L’isola di IONA, detta l’isola sacra, isola della comunità eco friendly più importante al mondo, è davvero difficile da descrivere tanto è bella.Solo dopo esserci state abbiamo compreso fino in fondo la scelta di Alice e Alessandro di sposarsi in questo meraviglioso paradiso delle Ebridi scozzesi che ti entra nel cuore appena ci sbarchi e non ne esce mai più.La meravigliosa cattedrale di Abbey che sovrasta l’isola da ogni lato, il colore dei prati, dei cieli e dei mari si perchè qui i cieli, i prati e i mari sono tanti a seconda della luce , hanno sfumature oscillanti dai blu ai grigi, dai verdi ai viola, e le puoi sperimentare in poche ore di visita.La progettazione grafica che abbiamo curato per Alice e Alessandro voleva preannunciare proprio le meraviglie che i loro invitati, avrebbero scoperto di lì a poco.La musica che ha diretto tutte le note dei diversi step grafici è stata la semplicità dell’essenzialità.
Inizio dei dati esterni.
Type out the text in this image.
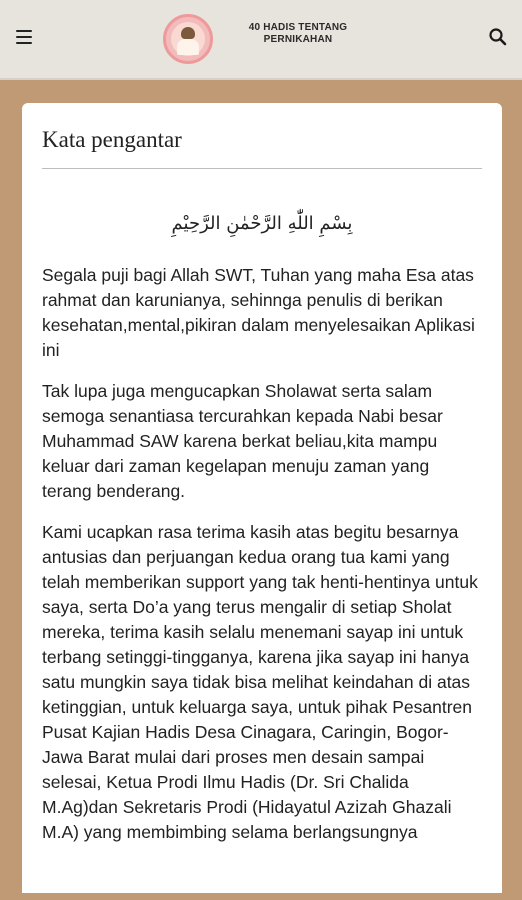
40 HADIS TENTANG
PERNIKAHAN
Kata pengantar
بِسْمِ اللّٰهِ الرَّحْمٰنِ الرَّحِيْمِ

Segala puji bagi Allah SWT, Tuhan yang maha Esa atas rahmat dan karunianya, sehinnga penulis di berikan kesehatan,mental,pikiran dalam menyelesaikan Aplikasi ini

Tak lupa juga mengucapkan Sholawat serta salam semoga senantiasa tercurahkan kepada Nabi besar Muhammad SAW karena berkat beliau,kita mampu keluar dari zaman kegelapan menuju zaman yang terang benderang.

Kami ucapkan rasa terima kasih atas begitu besarnya antusias dan perjuangan kedua orang tua kami yang telah memberikan support yang tak henti-hentinya untuk saya, serta Do’a yang terus mengalir di setiap Sholat mereka, terima kasih selalu menemani sayap ini untuk terbang setinggi-tingganya, karena jika sayap ini hanya satu mungkin saya tidak bisa melihat keindahan di atas ketinggian, untuk keluarga saya, untuk pihak Pesantren Pusat Kajian Hadis Desa Cinagara, Caringin, Bogor- Jawa Barat mulai dari proses men desain sampai selesai, Ketua Prodi Ilmu Hadis (Dr. Sri Chalida M.Ag)dan Sekretaris Prodi (Hidayatul Azizah Ghazali M.A) yang membimbing selama berlangsungnya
Ossia la vera bellezza quella che non ha bisogno di parole per essere descritta ma solo di emozione pura. Le stradine di questa isola, le stesse che Alice sposa raggiante e incantevole ha attraversato con le scarpette da ginnastica rosa, ti riportano indietro nel tempo. A quel tempo dove bastava far parte di una perfezione tale per sentirsi appagati.l’immaginazione vola a gruppetti di pescatori che escono dalle loro casette colorate e si dirigono al piccolo porticciolo per un nuova avventura nel mare turchese intanto le pecorelle pascolano, le mucche vengono munte, fiocchi di lana si deposita sui verdeggianti prati mentre un venticello soave suona il silenzio quello she rimanda alla poesia e alla pace .Durante la celebrazione sono stati cantati brani celtici e l’unione degli sposi è stata sottolineata attraverso una innumerevole quantità di simboli e rituali di origine antica, quasi magica.Uno fra tutti quello della legatura delle mani . Il gesto di legare le mani degli sposi con un nastro amplifica il significato profondo che ne sta alla base, ovvero l’unione di due persone, di due anime e due corpi in uno.
Con il gesto di legare le mani dei nubendi, gli Antichi Celti ottenevano la benedizione dallo spirito della Terra. Il rito diventava così un modo per esaltare un sentimento che di per sé è naturale e appartiene alla natura!
Il ricevimento si è svolto nel piccolo e intimo albergo
L’incontro con Alice e Alessandro è stato un viaggio vero e proprio, sia emozionale che fisico e ritrovare dopo mesi di progettazione tutti i dettagli (dall’invito, al segnaposto, dalle bomboniere con il bulbo e un ciondolo realizzato con le pietre verdi tipiche dell’isola,dal menù al cake topper ecc) pensati per l’evento, in un luogo così incantevole è stato a dir poco magico.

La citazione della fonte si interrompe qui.